To study the ability of microorganisms to hydrolyze gelatin with the proteolytic enzyme gelatinase.

The ability of microorganisms to hydrolyze gelatin is commonly taken as evidence that the organism can hydrolyze protein in general. But there are exceptions. Microorganisms vary from species to species with regard to their ability to hydrolyze protein. This feature characterizes some species.

Gelatin is a protein obtained by the hydrolysis of a collagen compound of the connective tissues of animals. It is convenient as a substrate for proteolytic enzymes in microorganisms.

Gelatin is used as the media from the experiment, which is liquid at room temperature and solidifies at –4°C. If the gelatin has been hydrolyzed by the action of organism the media will remain liquid.
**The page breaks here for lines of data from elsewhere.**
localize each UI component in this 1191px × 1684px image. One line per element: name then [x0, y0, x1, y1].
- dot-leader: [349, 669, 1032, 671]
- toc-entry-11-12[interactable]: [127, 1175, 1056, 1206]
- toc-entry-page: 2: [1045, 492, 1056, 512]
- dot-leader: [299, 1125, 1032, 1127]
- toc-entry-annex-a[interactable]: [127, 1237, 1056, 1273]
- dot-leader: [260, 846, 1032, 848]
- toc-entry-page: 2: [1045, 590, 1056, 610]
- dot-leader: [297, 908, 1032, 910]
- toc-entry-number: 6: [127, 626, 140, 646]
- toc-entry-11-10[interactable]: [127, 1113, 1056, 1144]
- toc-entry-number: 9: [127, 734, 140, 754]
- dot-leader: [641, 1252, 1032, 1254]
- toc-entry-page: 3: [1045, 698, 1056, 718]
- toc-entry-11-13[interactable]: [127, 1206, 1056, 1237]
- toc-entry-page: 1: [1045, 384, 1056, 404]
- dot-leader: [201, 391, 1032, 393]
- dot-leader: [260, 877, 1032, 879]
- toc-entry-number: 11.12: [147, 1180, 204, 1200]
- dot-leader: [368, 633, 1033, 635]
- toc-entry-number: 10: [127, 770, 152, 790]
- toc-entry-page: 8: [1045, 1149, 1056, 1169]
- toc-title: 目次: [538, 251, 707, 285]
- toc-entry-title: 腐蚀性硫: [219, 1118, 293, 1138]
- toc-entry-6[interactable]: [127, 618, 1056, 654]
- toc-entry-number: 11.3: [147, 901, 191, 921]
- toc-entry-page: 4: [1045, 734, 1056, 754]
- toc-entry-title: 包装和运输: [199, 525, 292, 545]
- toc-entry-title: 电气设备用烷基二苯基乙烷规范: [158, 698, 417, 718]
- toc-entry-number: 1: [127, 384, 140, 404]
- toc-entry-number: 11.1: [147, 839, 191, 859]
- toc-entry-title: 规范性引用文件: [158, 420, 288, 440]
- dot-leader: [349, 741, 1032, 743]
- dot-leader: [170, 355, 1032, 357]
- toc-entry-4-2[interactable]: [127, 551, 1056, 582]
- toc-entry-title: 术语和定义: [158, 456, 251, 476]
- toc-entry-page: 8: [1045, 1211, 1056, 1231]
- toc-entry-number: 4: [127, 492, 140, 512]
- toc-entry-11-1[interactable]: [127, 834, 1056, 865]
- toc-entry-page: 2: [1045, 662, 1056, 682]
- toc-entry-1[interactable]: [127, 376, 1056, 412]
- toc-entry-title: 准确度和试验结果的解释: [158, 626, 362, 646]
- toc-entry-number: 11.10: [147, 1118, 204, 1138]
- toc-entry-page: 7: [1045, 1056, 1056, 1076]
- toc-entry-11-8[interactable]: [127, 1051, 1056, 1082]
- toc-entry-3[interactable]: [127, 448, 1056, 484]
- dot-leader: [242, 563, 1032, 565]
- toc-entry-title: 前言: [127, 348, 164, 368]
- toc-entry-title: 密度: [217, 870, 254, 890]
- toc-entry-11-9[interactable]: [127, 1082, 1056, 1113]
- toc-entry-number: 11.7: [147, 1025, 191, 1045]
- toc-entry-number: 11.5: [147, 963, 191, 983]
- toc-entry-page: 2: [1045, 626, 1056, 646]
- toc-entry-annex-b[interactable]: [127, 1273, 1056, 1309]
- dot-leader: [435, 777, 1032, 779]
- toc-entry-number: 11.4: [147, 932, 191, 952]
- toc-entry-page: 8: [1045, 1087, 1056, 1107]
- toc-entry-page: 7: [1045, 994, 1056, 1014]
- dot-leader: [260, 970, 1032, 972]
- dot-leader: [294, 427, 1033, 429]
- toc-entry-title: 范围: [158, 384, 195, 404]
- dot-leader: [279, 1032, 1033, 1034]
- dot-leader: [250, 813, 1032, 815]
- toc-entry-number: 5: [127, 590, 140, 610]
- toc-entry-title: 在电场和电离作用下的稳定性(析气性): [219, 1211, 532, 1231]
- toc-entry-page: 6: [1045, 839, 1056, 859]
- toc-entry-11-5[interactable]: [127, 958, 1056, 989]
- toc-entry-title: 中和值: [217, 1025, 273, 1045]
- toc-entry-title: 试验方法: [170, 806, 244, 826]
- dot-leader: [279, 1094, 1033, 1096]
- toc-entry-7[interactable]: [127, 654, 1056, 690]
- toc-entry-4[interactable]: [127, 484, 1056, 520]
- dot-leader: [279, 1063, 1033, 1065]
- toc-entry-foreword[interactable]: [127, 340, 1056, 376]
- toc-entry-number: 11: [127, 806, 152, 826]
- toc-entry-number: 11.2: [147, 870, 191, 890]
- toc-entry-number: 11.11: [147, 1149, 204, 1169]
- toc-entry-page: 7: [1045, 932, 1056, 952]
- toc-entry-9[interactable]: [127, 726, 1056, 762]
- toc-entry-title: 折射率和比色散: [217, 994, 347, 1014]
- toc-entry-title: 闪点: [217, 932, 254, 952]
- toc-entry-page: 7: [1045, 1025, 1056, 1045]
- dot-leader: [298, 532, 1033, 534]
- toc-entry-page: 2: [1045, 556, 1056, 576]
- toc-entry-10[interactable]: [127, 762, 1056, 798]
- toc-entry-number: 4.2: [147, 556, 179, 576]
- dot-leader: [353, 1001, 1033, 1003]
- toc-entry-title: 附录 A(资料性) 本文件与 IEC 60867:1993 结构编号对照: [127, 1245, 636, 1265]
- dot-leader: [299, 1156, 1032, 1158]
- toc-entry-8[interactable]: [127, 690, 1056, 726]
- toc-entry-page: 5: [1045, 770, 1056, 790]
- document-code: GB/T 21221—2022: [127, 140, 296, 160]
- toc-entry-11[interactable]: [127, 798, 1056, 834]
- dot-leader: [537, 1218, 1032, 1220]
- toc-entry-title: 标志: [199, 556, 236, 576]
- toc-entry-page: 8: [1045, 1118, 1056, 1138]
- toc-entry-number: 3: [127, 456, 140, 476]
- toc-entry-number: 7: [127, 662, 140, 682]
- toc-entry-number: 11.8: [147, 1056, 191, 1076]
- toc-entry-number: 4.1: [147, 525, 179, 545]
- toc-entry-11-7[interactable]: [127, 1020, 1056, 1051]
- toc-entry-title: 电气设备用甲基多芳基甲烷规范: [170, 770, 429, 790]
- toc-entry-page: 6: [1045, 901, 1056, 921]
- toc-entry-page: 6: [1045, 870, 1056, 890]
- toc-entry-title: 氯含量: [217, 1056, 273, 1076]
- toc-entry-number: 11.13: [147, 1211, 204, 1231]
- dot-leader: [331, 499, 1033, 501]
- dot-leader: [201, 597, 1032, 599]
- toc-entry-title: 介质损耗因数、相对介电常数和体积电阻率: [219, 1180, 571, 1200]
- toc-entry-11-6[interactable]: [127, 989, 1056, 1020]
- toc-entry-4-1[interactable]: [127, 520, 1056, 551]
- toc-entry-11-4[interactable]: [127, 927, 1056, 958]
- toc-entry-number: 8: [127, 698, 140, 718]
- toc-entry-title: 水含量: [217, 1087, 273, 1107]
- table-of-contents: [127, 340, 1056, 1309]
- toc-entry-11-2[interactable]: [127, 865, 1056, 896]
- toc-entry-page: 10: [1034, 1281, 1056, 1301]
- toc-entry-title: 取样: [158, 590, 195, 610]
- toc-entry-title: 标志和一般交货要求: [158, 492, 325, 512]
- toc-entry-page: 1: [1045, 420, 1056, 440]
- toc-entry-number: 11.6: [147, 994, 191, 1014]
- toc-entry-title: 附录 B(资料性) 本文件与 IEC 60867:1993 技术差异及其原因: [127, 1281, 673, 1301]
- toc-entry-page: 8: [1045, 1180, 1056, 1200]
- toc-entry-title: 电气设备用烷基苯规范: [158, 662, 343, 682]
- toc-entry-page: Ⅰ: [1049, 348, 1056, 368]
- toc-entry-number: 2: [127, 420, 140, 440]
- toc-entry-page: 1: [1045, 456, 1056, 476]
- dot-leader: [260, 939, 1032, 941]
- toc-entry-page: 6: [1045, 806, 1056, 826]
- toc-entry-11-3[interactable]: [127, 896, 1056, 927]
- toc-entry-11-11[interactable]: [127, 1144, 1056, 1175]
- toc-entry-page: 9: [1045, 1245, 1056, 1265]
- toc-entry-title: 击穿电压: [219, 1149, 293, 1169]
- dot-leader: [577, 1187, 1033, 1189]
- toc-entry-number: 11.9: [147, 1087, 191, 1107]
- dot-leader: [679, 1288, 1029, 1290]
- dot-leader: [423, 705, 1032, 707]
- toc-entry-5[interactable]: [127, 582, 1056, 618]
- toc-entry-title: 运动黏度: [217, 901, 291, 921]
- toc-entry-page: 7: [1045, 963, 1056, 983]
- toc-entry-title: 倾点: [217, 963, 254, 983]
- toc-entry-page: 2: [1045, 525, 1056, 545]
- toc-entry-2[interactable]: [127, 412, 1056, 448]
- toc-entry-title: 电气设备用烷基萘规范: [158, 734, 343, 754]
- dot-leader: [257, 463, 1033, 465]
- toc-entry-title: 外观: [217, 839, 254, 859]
  • Nutrient gelatin media
  • Test organism
  • Test tubes
  • Inoculation loop.

  • Preparation of nutrient gelatin media:
  • Composition
  • Peptone – 5 g
  • Gelatin – 20 g
  • Beef extract – 3 g
  • Sodium chloride – 5 g
  • Distilled water – 1000 mL
  • pH–7.2

Different Steps
  1. Media is prepared according to the above given composition.
  2. It is sterilized at 121°C for 15 minutes at 15 lb/square inch and poured into presterilized tubes.
  3. Tubes are allowed to cool and then inoculated with test organisms with 1 inoculated tube used as a control.
  4. Tubes are incubated for 24 hrs and observed for liquefaction of gelatin, after keeping them in ice for half an hour.
Observe your experimental result.

Gelatin is an incomplete protein, lacking many aminoacids, such as tryptophan. When collagen is heated and hydrolyzed, denatured protein gelatin is obtained. Collagen accounts for 90% to 95% of organic matter in the cell. It is the most important protein, rich in amino acids. Microorganisms like bacteria can use gelatin only if they are supplemented with other proteins. Bacteria produce the gelatin-hydrolyzing enzyme gelatinase. Since gelatine is a good solidifying agent at low temperatures, its property of solidification can be used to distinguish between gelatin-hydrolyzing and nonhydrolyzing agents. Most of the Enterobacteriaceae are gelatin-hydrolysis-test–negative. Bacteria like Vibrio, Bacillus, and Pseudomonas are gelatin-positive.